10. Assignment. This contract shall be binding upon and inure to the benefit of the heirs and representatives of Executive and the assigns, and successors of the Company, but neither this Agreement nor any rights or obligations hereunder shall be assignable or otherwise subject to hypothecation by Executive (except by will or by operation of the laws of intestate succession) or by the Company, except that the Company may assign this Agreement to any successor (whether by merger, purchase or otherwise) to all or substantially all of the stock, assets or businesses of the Company, if such successor expressly agrees to assume the obligations of the Company hereunder.
11. Amendment. This Agreement may only be amended by written agreement of the parties hereto.
12. Nondisclosure of Confidential Information: Non-Competition.
(a) Executive shall not, without the prior written consent of the Company, use, divulge, disclose or make accessible to any other person, firm, partnership, corporation or other entity any Confidential Information pertaining to the business of the Company or any of its affiliates, except (i) while employed by the Company, in the business of and for the benefit of the Company, or (ii) as required by law. For purposes of this Section 12(a), “Confidential Information” shall mean non-public information concerning the financial data, strategic business plans, product development (or other proprietary product or recipe data), customer lists, marketing, acquisition and divestiture plans and other non-public, proprietary and confidential information of the Company, its subsidiaries, its affiliates, retained marketing firms or retailing or foodservice customers (the “Restricted Group”) or suppliers (including, without limitation, any co-pack operator) or vendors that, in any case, is not otherwise available to the public (other than by Executive’s breach of the terms hereof).

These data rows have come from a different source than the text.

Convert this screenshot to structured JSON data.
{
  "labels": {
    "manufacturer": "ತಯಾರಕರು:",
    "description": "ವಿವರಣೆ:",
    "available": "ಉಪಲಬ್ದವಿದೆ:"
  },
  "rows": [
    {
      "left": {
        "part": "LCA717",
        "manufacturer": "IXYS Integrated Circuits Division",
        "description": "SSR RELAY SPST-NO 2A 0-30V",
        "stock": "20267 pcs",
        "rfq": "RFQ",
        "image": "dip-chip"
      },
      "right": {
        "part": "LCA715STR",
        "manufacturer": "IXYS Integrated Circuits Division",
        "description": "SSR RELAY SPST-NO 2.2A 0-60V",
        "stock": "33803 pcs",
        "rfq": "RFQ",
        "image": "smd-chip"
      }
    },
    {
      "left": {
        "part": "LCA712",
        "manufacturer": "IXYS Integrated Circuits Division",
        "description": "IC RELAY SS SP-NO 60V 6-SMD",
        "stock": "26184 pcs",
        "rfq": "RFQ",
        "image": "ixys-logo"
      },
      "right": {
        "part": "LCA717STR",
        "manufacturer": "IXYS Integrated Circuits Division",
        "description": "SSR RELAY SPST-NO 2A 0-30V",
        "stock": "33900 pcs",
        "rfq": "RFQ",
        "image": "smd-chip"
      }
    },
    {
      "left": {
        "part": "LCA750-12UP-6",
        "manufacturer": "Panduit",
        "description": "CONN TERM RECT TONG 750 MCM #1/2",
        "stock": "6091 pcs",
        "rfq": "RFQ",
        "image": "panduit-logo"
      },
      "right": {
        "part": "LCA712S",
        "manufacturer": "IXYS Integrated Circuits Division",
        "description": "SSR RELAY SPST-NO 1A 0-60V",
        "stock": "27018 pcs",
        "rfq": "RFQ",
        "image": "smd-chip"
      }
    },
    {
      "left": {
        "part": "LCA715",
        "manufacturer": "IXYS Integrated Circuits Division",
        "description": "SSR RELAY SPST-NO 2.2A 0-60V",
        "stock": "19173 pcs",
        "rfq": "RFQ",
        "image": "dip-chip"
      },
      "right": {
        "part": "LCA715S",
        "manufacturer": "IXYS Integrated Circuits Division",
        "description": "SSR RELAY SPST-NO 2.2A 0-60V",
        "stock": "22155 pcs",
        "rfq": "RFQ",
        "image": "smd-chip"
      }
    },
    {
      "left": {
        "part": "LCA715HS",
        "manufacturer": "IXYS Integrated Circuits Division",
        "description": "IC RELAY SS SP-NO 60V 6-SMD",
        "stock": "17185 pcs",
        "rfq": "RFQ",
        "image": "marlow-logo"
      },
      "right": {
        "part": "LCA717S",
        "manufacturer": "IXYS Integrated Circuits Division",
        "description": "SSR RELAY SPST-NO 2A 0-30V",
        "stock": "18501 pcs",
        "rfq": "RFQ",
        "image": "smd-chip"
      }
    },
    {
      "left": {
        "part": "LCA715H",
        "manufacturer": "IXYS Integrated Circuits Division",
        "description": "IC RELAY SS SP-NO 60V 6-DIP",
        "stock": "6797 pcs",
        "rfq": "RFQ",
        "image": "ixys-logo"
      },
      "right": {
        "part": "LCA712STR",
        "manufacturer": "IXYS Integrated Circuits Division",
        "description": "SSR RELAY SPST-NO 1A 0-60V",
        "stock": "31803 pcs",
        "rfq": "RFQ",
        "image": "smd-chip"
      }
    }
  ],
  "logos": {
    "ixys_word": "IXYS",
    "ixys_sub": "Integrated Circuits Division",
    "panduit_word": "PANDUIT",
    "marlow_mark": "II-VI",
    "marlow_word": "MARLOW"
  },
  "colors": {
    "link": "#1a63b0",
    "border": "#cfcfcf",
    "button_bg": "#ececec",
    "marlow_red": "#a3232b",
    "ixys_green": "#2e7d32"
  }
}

(b) During the period of his employment hereunder and for one year thereafter (except in the case where Executive terminates his employment with the Company for the Good Reason event described in clause (v) of the definition of “Good Reason”), Executive agrees that, without the prior written consent of the Company, (A) he will not, directly or indirectly, either as principal, manager, agent, consultant, officer, stockholder, partner, investor, lender or employee or in any other capacity, carry on, be engaged in, or have any financial interest in, any business in Competition (as defined in Section 12(c)) with the business of the Restricted Group and (B) he shall not, on his own behalf or on behalf of any person, firm or company, directly or indirectly, solicit or hire for the benefit of anyone, other than the Restricted Group, any person who is, or was at any time during the six (6) months immediately preceding the time of the solicitation or hiring by Executive employed by the Restricted Group (other than Executive’s secretary or other administrative employee who worked directly for him).

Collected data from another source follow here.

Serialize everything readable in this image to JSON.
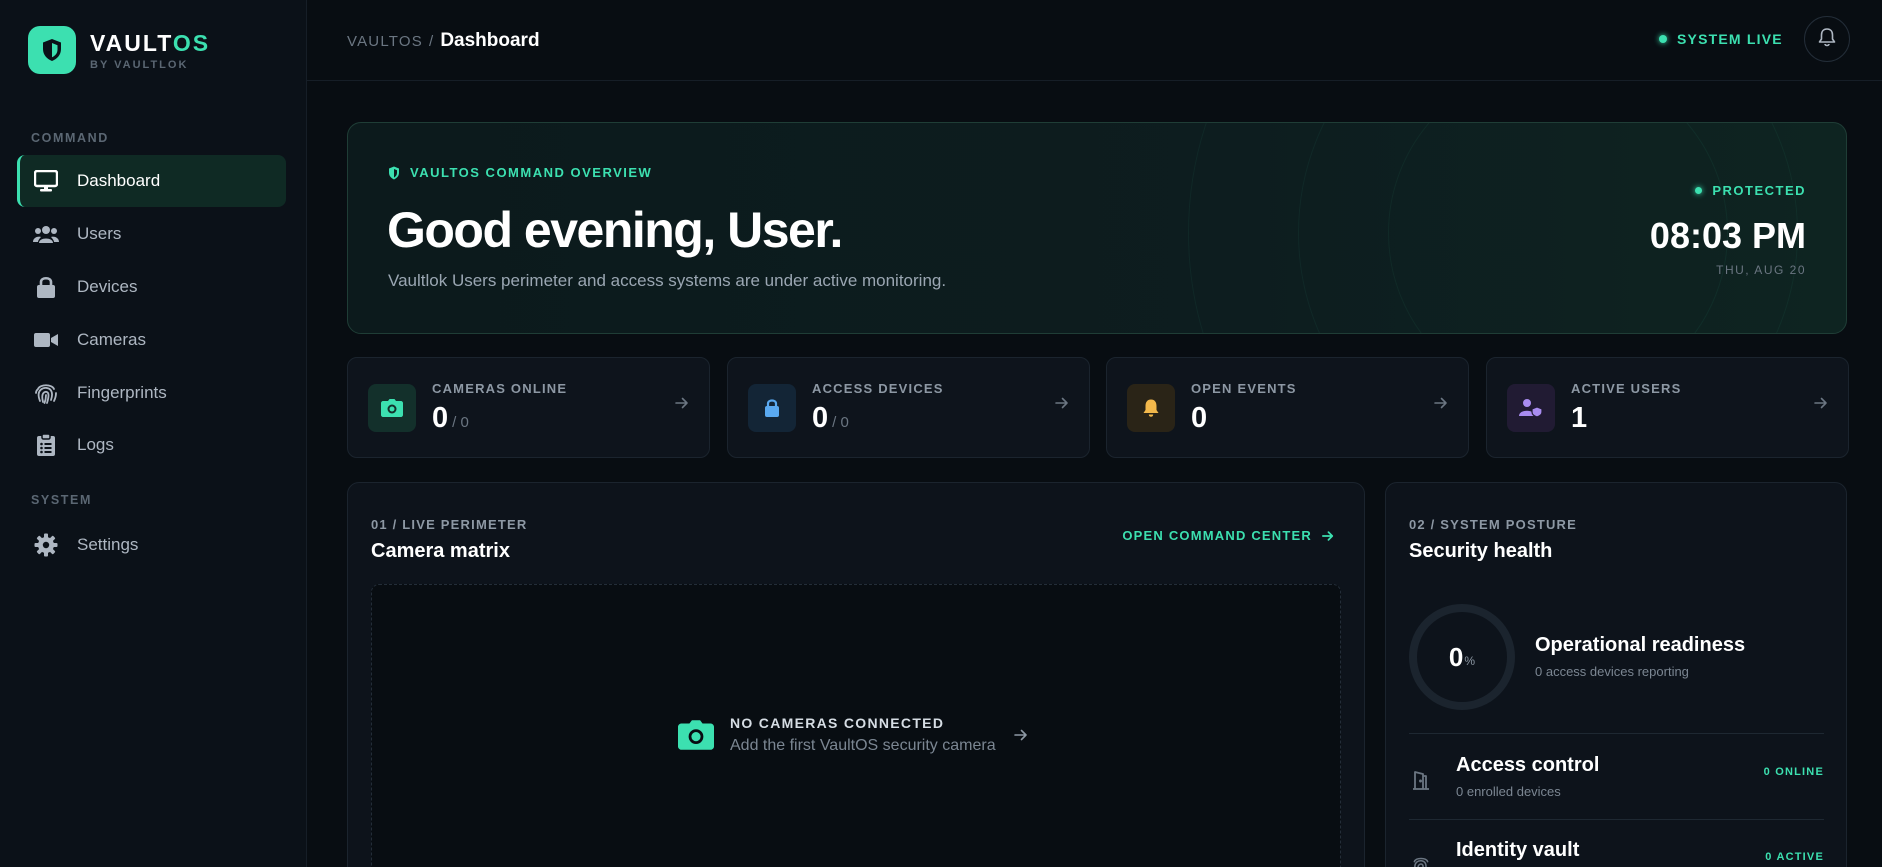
{
  "brand": {
    "name_main": "VAULT",
    "name_accent": "OS",
    "sub": "BY VAULTLOK",
    "logo_icon": "shield-icon",
    "accent_color": "#3ce0b0"
  },
  "sidebar": {
    "sections": [
      {
        "title": "COMMAND"
      },
      {
        "title": "SYSTEM"
      }
    ],
    "items": [
      {
        "label": "Dashboard",
        "icon": "monitor-icon",
        "active": true
      },
      {
        "label": "Users",
        "icon": "users-icon"
      },
      {
        "label": "Devices",
        "icon": "lock-icon"
      },
      {
        "label": "Cameras",
        "icon": "video-camera-icon"
      },
      {
        "label": "Fingerprints",
        "icon": "fingerprint-icon"
      },
      {
        "label": "Logs",
        "icon": "clipboard-list-icon"
      },
      {
        "label": "Settings",
        "icon": "gear-icon"
      }
    ]
  },
  "topbar": {
    "breadcrumb_root": "VAULTOS",
    "breadcrumb_sep": "/",
    "breadcrumb_current": "Dashboard",
    "status_text": "SYSTEM LIVE",
    "notifications_icon": "bell-icon"
  },
  "hero": {
    "kicker": "VAULTOS COMMAND OVERVIEW",
    "greeting": "Good evening, User.",
    "description": "Vaultlok Users perimeter and access systems are under active monitoring.",
    "status": "PROTECTED",
    "time": "08:03 PM",
    "date": "THU, AUG 20"
  },
  "stats": [
    {
      "label": "CAMERAS ONLINE",
      "value": "0",
      "denominator": "/ 0",
      "icon": "camera-icon",
      "color": "#3ce0b0"
    },
    {
      "label": "ACCESS DEVICES",
      "value": "0",
      "denominator": "/ 0",
      "icon": "lock-icon",
      "color": "#5aa9f0"
    },
    {
      "label": "OPEN EVENTS",
      "value": "0",
      "denominator": "",
      "icon": "bell-icon",
      "color": "#f2b84b"
    },
    {
      "label": "ACTIVE USERS",
      "value": "1",
      "denominator": "",
      "icon": "user-shield-icon",
      "color": "#a98cf0"
    }
  ],
  "camera_panel": {
    "kicker": "01 / LIVE PERIMETER",
    "title": "Camera matrix",
    "action": "OPEN COMMAND CENTER",
    "empty_title": "NO CAMERAS CONNECTED",
    "empty_sub": "Add the first VaultOS security camera"
  },
  "health_panel": {
    "kicker": "02 / SYSTEM POSTURE",
    "title": "Security health",
    "gauge_value": "0",
    "gauge_unit": "%",
    "readiness_title": "Operational readiness",
    "readiness_sub": "0 access devices reporting",
    "rows": [
      {
        "title": "Access control",
        "sub": "0 enrolled devices",
        "badge": "0 ONLINE",
        "icon": "door-icon"
      },
      {
        "title": "Identity vault",
        "sub": "",
        "badge": "0 ACTIVE",
        "icon": "fingerprint-icon"
      }
    ]
  }
}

(c) For purposes of this Section 12, a business shall be deemed to be in “Competition” with the Restricted Group if it manufactures, sells or distributes ethnic Southwestern or Mexican foods or sauces through retail locations within ten (10) miles of any manufacturing, co-packing or retail location in which the Company’s ethnic Southwestern foods or sauces are sold, manufactured or co-packed by a member of the Restricted Group. Nothing in this Section 12 shall be construed so as to preclude Executive from investing in a publicly or privately held company, provided Executive’s beneficial ownership of any class of such company’s securities does not exceed 4% of the outstanding securities of such class.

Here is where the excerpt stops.